Of equal importance was Shapiro’s 2022 campaign for Governor where he faced the nation’s first full-frontal assault of the extreme Right Wing fundamentalist Christian Nationalist Movement, which advocates for a nation devoid of Jews, gays and women’s rights, and influenced the authoritarian philosophy behind the Heritage Foundations’ Project 2025. Shapiro, then, the darling of the progressive left within the Democratic Party, was eloquent and electrifying in standing strong for protecting individual and human rights — including Freedom of Religion — and he crushed his Trump-loving opponent by some 15%, an unheard of margin of victory for a Democrat in the pivotal swing state of Pennsylvania.

Shapiro’s presence on the ticket, as a religious Jew and champion of individual liberties & human rights, would have, in short given a President Harris the perfect cover and opportunity to end the War in Gaza, reduce the sale of weapons to Israel, and hold ultra-extremist Israeli government officials accountable for the deaths of nearly 40,000 innocent Palestinians.

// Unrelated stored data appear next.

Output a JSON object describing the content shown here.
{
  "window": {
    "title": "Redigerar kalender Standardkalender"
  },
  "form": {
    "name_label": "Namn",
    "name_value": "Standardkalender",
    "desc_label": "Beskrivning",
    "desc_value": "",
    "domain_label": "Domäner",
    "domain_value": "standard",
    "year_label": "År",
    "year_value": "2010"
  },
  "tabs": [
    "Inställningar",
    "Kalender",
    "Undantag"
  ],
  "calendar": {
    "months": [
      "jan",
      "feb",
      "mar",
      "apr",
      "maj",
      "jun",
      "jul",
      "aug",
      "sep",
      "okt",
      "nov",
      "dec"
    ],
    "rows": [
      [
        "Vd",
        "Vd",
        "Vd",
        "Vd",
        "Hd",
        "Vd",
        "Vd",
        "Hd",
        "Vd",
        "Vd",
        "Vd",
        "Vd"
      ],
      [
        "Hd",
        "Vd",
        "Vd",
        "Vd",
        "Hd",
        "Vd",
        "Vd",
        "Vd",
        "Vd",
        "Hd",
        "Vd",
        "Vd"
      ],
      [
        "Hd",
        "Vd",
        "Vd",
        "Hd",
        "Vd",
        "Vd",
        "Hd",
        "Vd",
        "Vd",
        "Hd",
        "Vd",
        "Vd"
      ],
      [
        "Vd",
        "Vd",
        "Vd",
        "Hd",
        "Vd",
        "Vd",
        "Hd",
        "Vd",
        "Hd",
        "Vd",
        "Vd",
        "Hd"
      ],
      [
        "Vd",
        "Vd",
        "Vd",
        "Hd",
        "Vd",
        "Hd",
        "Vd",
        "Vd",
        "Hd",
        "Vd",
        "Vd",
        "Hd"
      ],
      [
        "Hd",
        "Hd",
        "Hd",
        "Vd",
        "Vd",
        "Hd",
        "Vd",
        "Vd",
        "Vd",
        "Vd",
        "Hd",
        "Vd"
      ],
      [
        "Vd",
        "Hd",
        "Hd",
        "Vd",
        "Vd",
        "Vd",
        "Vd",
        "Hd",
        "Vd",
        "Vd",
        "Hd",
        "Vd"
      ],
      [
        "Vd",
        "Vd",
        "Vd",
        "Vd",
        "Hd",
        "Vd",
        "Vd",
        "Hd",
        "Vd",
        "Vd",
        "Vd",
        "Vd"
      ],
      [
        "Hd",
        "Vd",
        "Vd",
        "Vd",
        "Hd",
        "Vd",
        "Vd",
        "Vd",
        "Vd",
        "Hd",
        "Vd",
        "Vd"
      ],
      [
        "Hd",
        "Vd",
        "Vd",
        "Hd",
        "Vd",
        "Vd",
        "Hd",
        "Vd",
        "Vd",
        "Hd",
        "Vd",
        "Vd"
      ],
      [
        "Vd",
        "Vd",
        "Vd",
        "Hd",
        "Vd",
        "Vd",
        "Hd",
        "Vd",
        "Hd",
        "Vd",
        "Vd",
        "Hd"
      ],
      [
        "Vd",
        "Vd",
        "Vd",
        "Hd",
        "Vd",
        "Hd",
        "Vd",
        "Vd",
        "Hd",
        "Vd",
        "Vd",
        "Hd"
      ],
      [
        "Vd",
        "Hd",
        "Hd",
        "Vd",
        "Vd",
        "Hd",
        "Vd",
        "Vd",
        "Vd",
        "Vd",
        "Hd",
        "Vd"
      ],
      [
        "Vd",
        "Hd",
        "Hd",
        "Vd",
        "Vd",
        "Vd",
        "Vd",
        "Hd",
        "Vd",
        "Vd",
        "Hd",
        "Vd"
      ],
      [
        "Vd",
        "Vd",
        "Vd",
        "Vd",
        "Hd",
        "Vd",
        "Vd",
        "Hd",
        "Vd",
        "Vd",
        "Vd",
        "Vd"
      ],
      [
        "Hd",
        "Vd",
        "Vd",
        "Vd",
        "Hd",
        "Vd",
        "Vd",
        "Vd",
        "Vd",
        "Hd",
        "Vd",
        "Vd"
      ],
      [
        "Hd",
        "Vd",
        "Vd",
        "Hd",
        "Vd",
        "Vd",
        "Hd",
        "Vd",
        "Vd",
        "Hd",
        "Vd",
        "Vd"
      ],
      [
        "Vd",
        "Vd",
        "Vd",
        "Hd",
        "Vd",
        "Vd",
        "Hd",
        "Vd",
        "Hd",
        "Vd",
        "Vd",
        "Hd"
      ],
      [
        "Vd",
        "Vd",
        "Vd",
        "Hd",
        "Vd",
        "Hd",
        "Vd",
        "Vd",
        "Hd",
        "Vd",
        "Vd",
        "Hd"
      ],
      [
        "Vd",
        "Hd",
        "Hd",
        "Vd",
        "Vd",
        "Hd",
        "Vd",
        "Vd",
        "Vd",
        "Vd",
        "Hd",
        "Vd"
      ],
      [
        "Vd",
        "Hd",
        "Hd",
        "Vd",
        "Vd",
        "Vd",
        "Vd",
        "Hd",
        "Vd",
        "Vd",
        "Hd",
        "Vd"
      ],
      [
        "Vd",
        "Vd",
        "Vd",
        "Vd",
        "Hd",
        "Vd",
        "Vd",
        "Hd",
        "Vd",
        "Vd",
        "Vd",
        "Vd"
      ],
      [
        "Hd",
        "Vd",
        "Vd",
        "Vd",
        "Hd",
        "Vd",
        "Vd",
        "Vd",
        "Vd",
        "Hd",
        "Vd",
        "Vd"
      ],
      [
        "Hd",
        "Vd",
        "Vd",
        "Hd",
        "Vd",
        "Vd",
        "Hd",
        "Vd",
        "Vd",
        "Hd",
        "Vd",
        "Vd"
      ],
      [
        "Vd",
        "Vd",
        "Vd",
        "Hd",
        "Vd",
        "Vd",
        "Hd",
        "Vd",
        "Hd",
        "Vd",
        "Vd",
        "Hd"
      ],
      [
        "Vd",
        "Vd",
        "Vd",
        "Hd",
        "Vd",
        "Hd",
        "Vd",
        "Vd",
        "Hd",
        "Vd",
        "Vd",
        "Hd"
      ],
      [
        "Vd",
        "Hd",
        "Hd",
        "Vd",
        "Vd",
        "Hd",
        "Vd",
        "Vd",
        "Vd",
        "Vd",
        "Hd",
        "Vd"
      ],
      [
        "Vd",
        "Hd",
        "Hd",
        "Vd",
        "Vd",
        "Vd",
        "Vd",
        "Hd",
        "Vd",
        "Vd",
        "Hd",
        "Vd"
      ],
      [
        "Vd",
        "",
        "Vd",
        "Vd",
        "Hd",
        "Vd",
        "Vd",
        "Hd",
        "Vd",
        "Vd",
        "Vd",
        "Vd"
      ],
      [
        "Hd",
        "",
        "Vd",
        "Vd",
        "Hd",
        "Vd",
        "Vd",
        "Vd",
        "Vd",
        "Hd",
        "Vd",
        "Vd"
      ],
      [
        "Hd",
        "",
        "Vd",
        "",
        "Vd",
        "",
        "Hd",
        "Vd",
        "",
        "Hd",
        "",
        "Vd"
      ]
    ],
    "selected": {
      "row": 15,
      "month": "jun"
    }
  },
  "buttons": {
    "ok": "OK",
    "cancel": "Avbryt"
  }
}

But despite being defamed in print and online as plotting and disloyal (a common charge hurled at Jews throughout history), egomaniacal and not a team player, Josh Shapiro made a conscious decision not to expose — before 10,000 of his fellow Pennsylvanians and a national television audience — how virulently he had been singularly targeted — among all of the other serious Vice Presidential possibilities — because he is a Jew.

Instead of elaborating on how much his faith meant to him, and how only he — among all the other Democrats on the Vice-Presidential short list — had been held to a faith-based standard on Israel — strikingly similar to how JFK was discriminated against for his Catholicism in 1960 — Shapiro gave a rip-roaring speech in support of the Harris/Walz ticket.

Had Shapiro used that precious moment in time when 10,000 Pennsylvanians held their collective breaths, and he held the nation’s attention in his hands, to reveal the details of the “ugly final phase” of the Vice Presidential search — aimed only at him — Kamala Harris’ historic candidacy and the Democratic chances to win the House and Senate in 2024, would have had a fiery ending.

In keeping with his character and great personal integrity — despite being “othered” because of his Jewish faith by a segment of the Democratic Party and some elements of the media — Josh Shapiro took the high road, the only one he knows, and that made all the difference. What remains to be seen is whether that path will be available to him, or any other national Jewish Democrat, to take in the future. And, if not, what the consequences will be.